Model Adaptation and Personalization for Physiological Stress Detection

Stress and accompanying physiological responses can occur when everyday emotional, mental and physical challenges exceed one's ability to cope. A long-term exposure to stressful situations can have negative health consequences, such as increased risk of cardiovascular diseases and immune system disorder. It is also shown to adversely affect productivity, wellbeing, and self-confidence, which can lead to social and economic inequality. Hence, a timely stress recognition can contribute to better strategies for its management and prevention in the future. Stress can be detected from multimodal physiological signals (e.g. skin conductance and heart rate) using well-trained models.

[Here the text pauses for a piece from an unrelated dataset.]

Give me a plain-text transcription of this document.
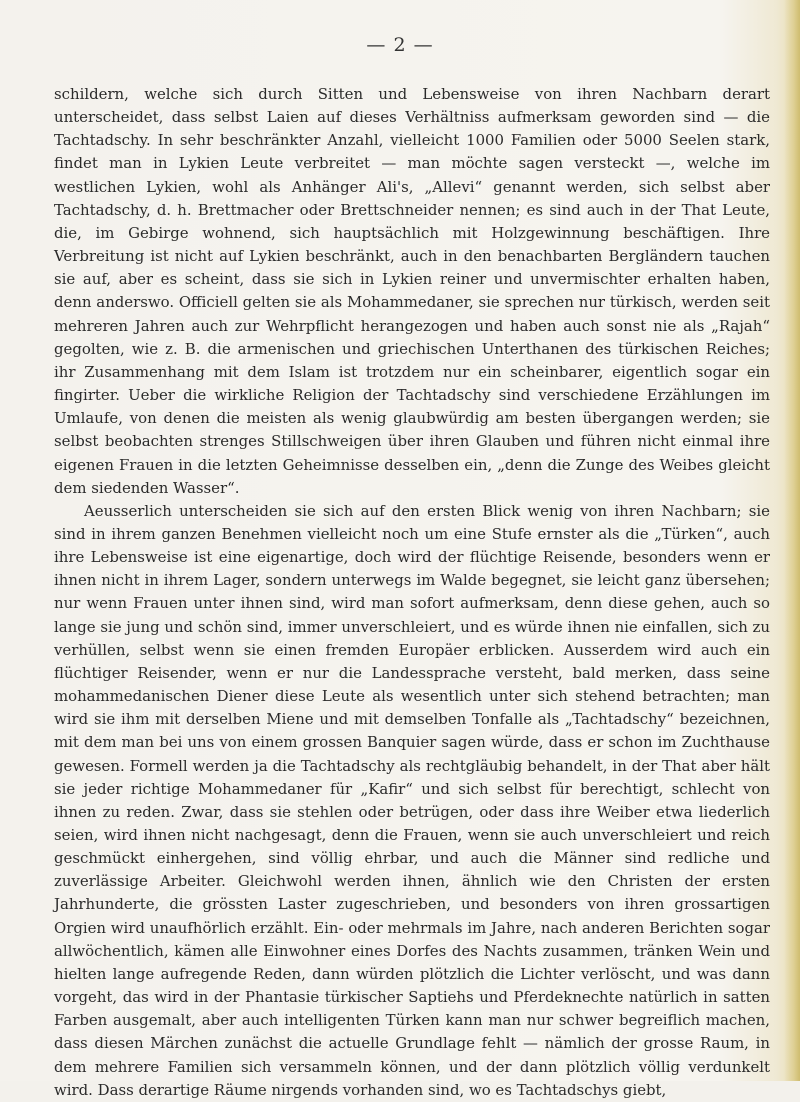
— 2 —

schildern, welche sich durch Sitten und Lebensweise von ihren Nachbarn derart unterscheidet, dass selbst Laien auf dieses Verhältniss aufmerksam geworden sind — die Tachtadschy. In sehr beschränkter Anzahl, vielleicht 1000 Familien oder 5000 Seelen stark, findet man in Lykien Leute verbreitet — man möchte sagen versteckt —, welche im westlichen Lykien, wohl als Anhänger Ali's, „Allevi“ genannt werden, sich selbst aber Tachtadschy, d. h. Brettmacher oder Brettschneider nennen; es sind auch in der That Leute, die, im Gebirge wohnend, sich hauptsächlich mit Holzgewinnung beschäftigen. Ihre Verbreitung ist nicht auf Lykien beschränkt, auch in den benachbarten Bergländern tauchen sie auf, aber es scheint, dass sie sich in Lykien reiner und unvermischter erhalten haben, denn anderswo. Officiell gelten sie als Mohammedaner, sie sprechen nur türkisch, werden seit mehreren Jahren auch zur Wehrpflicht herangezogen und haben auch sonst nie als „Rajah“ gegolten, wie z. B. die armenischen und griechischen Unterthanen des türkischen Reiches; ihr Zusammenhang mit dem Islam ist trotzdem nur ein scheinbarer, eigentlich sogar ein fingirter. Ueber die wirkliche Religion der Tachtadschy sind verschiedene Erzählungen im Umlaufe, von denen die meisten als wenig glaubwürdig am besten übergangen werden; sie selbst beobachten strenges Stillschweigen über ihren Glauben und führen nicht einmal ihre eigenen Frauen in die letzten Geheimnisse desselben ein, „denn die Zunge des Weibes gleicht dem siedenden Wasser“.

Aeusserlich unterscheiden sie sich auf den ersten Blick wenig von ihren Nachbarn; sie sind in ihrem ganzen Benehmen vielleicht noch um eine Stufe ernster als die „Türken“, auch ihre Lebensweise ist eine eigenartige, doch wird der flüchtige Reisende, besonders wenn er ihnen nicht in ihrem Lager, sondern unterwegs im Walde begegnet, sie leicht ganz übersehen; nur wenn Frauen unter ihnen sind, wird man sofort aufmerksam, denn diese gehen, auch so lange sie jung und schön sind, immer unverschleiert, und es würde ihnen nie einfallen, sich zu verhüllen, selbst wenn sie einen fremden Europäer erblicken. Ausserdem wird auch ein flüchtiger Reisender, wenn er nur die Landessprache versteht, bald merken, dass seine mohammedanischen Diener diese Leute als wesentlich unter sich stehend betrachten; man wird sie ihm mit derselben Miene und mit demselben Tonfalle als „Tachtadschy“ bezeichnen, mit dem man bei uns von einem grossen Banquier sagen würde, dass er schon im Zuchthause gewesen. Formell werden ja die Tachtadschy als rechtgläubig behandelt, in der That aber hält sie jeder richtige Mohammedaner für „Kafir“ und sich selbst für berechtigt, schlecht von ihnen zu reden. Zwar, dass sie stehlen oder betrügen, oder dass ihre Weiber etwa liederlich seien, wird ihnen nicht nachgesagt, denn die Frauen, wenn sie auch unverschleiert und reich geschmückt einhergehen, sind völlig ehrbar, und auch die Männer sind redliche und zuverlässige Arbeiter. Gleichwohl werden ihnen, ähnlich wie den Christen der ersten Jahrhunderte, die grössten Laster zugeschrieben, und besonders von ihren grossartigen Orgien wird unaufhörlich erzählt. Ein- oder mehrmals im Jahre, nach anderen Berichten sogar allwöchentlich, kämen alle Einwohner eines Dorfes des Nachts zusammen, tränken Wein und hielten lange aufregende Reden, dann würden plötzlich die Lichter verlöscht, und was dann vorgeht, das wird in der Phantasie türkischer Saptiehs und Pferdeknechte natürlich in satten Farben ausgemalt, aber auch intelligenten Türken kann man nur schwer begreiflich machen, dass diesen Märchen zunächst die actuelle Grundlage fehlt — nämlich der grosse Raum, in dem mehrere Familien sich versammeln können, und der dann plötzlich völlig verdunkelt wird. Dass derartige Räume nirgends vorhanden sind, wo es Tachtadschys giebt,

However, these models need to be adapted to a new target domain and personalized for each test subject. In this paper, we propose a deep reconstruction classification network and multi-task learning (MTL) for domain adaption and personalization of stress recognition models. The domain adaption is achieved via a hybrid model consisting of temporal convolutional and recurrent layers that perform shared feature extraction through supervised source label predictions and unsupervised target data reconstruction. Furthermore, MTL based neural network approach with hard parameter sharing of mutual representation and task-specific layers is utilized to acquire personalized models. The proposed methods are tested on multimodal physiological time-series data collected during driving tasks, in both real-world and driving simulator settings.